Die zweite Welle kommt und geht noch nicht
Die Zahlen blieben niedrig. Ab 29. Mai sollte alles noch ein Stück normaler werden. Die Regierung musste keine Verschärfungen mehr verkaufen, sondern das „große Öffnungsprogramm“. Entsprechend losgelöst war die Rhetorik. Kogler zeigte sich selbstironisch: „Wenn es was zu verlautbaren gibt, sind wir ja bekannt dafür, dass wir nicht geizen mit Pressekonferenzen.“Die Lockerheit war keine nur kommunikative, sie war auch an den Maßnahmen abzulesen; im Handel verschwand die Maskenpflicht. Wo das Zuckerbrot ist, ist die Peitsche aber nicht weit: „Es wäre absurd, dass wir alles zugesperrt lassen und Österreich in Ausnahmezustand versetzen, wenn sich die Situation verbessert. Und genauso wäre es absurd, nichts zu tun und die Hände in den Schoß zu legen, wenn sich die Situation wieder verschlechtert“, sagte Kurz und drückte es am 24. Juni noch praxisnäher aus: „Die Maske bitte nicht wegwerfen. Wir werden sie noch brauchen.“
Die Infektionszahlen stiegen Anfang Juli wieder an und erreichten bald Werte, wie sie die Dashboards seit zwei Monaten nicht mehr gesehen hatten. Am 21. Juli, als der Mundnasenschutz in Lebensmittelhandel, Banken und Post zurückkehrte, war die sommerliche Leichtigkeit der Regierungskommunikation wieder zurückgenommen. Nicht lange, nachdem die Bevölkerung die Maske ablegen durfte, betonte Kurz ihren hohen symbolischen Wert: „Je mehr sie aus unserem Alltag verschwindet, desto unbeschwerter wird wieder alles.“
Anschober schaute trotz Mahnungen positiv Richtung Herbst. Anders als im Frühjahr, „wo das ganze Thema gewaltig auf uns zugekommen ist – ohne Erfahrungen, ohne dass es ein Wissen gegeben hat“, könne man sich nun auf die nächste Phase vorbereiten.
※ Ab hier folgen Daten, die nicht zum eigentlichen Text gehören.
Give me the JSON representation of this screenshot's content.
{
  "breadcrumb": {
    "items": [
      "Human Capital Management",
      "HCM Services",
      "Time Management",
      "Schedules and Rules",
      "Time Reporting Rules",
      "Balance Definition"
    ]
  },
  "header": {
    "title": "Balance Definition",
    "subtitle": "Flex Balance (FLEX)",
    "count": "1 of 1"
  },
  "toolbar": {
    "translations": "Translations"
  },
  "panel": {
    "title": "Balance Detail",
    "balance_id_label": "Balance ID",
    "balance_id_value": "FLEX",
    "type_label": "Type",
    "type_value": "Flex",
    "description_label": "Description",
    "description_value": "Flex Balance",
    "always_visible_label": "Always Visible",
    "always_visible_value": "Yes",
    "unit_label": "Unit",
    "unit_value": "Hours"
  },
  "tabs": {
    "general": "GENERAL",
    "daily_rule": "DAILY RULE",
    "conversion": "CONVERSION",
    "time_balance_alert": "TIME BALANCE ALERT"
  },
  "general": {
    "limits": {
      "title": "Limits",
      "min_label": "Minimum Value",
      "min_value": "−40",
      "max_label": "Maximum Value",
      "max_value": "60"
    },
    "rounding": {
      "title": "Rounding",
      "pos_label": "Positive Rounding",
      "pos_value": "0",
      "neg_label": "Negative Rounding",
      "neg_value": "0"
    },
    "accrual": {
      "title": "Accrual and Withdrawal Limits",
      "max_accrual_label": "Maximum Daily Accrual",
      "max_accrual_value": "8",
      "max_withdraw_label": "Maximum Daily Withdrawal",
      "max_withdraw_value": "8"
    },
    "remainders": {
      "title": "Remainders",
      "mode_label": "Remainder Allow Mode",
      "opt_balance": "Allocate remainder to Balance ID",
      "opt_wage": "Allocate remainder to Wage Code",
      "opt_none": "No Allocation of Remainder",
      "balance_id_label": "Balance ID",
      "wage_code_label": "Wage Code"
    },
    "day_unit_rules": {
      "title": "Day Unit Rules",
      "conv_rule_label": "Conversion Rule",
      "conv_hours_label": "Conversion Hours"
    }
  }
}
Am 4. September waren die Neuinfektionen bei mehr als 300 Fällen pro Tag angekommen. Dennoch erneuerte Kurz angesichts der Fortschritte in der Forschung die optimistische Metapher vom „Licht am Ende des Tunnels“. An sich ging es bei der Pressekonferenz um die an diesem Tag startende Corona-Ampel. Für den Gesundheitsminister war sie ein erhabener „Fortschritt für die Transparenz“und Mittel, um regionale Maßnahmen bindend einzusetzen. Beides ist die Ampel bis heute nicht, und so lassen sich Anschobers damalige Worte nahezu ironisch lesen: „Natürlich brauchen wir ein paar Tage Umsetzungszeithorizont, um das in gute Verordnungen zu gießen, und das ist auch für die andere Seite gut, denn es gibt ja Betroffene, die sich darauf einstellen müssen.“
Querschüsse und Defensive
Am 11. September hielt sich Kurz trotz Werten von 500 täglich neuen Fällen weiter ans „Licht am Ende des Tunnels“. Zugleich griff er, wie auf Italien im Frühjahr, als Negativbeispiel auf das hart von der zweiten Welle getroffene Israel zurück, um per Worst-Case-Szenario hiesige Verschärfungen zu argumentieren – wurden an diesem Tag doch neue Obergrenzen bei Events und die Maskenpflicht in geschlossenen Räumen bekanntgegeben.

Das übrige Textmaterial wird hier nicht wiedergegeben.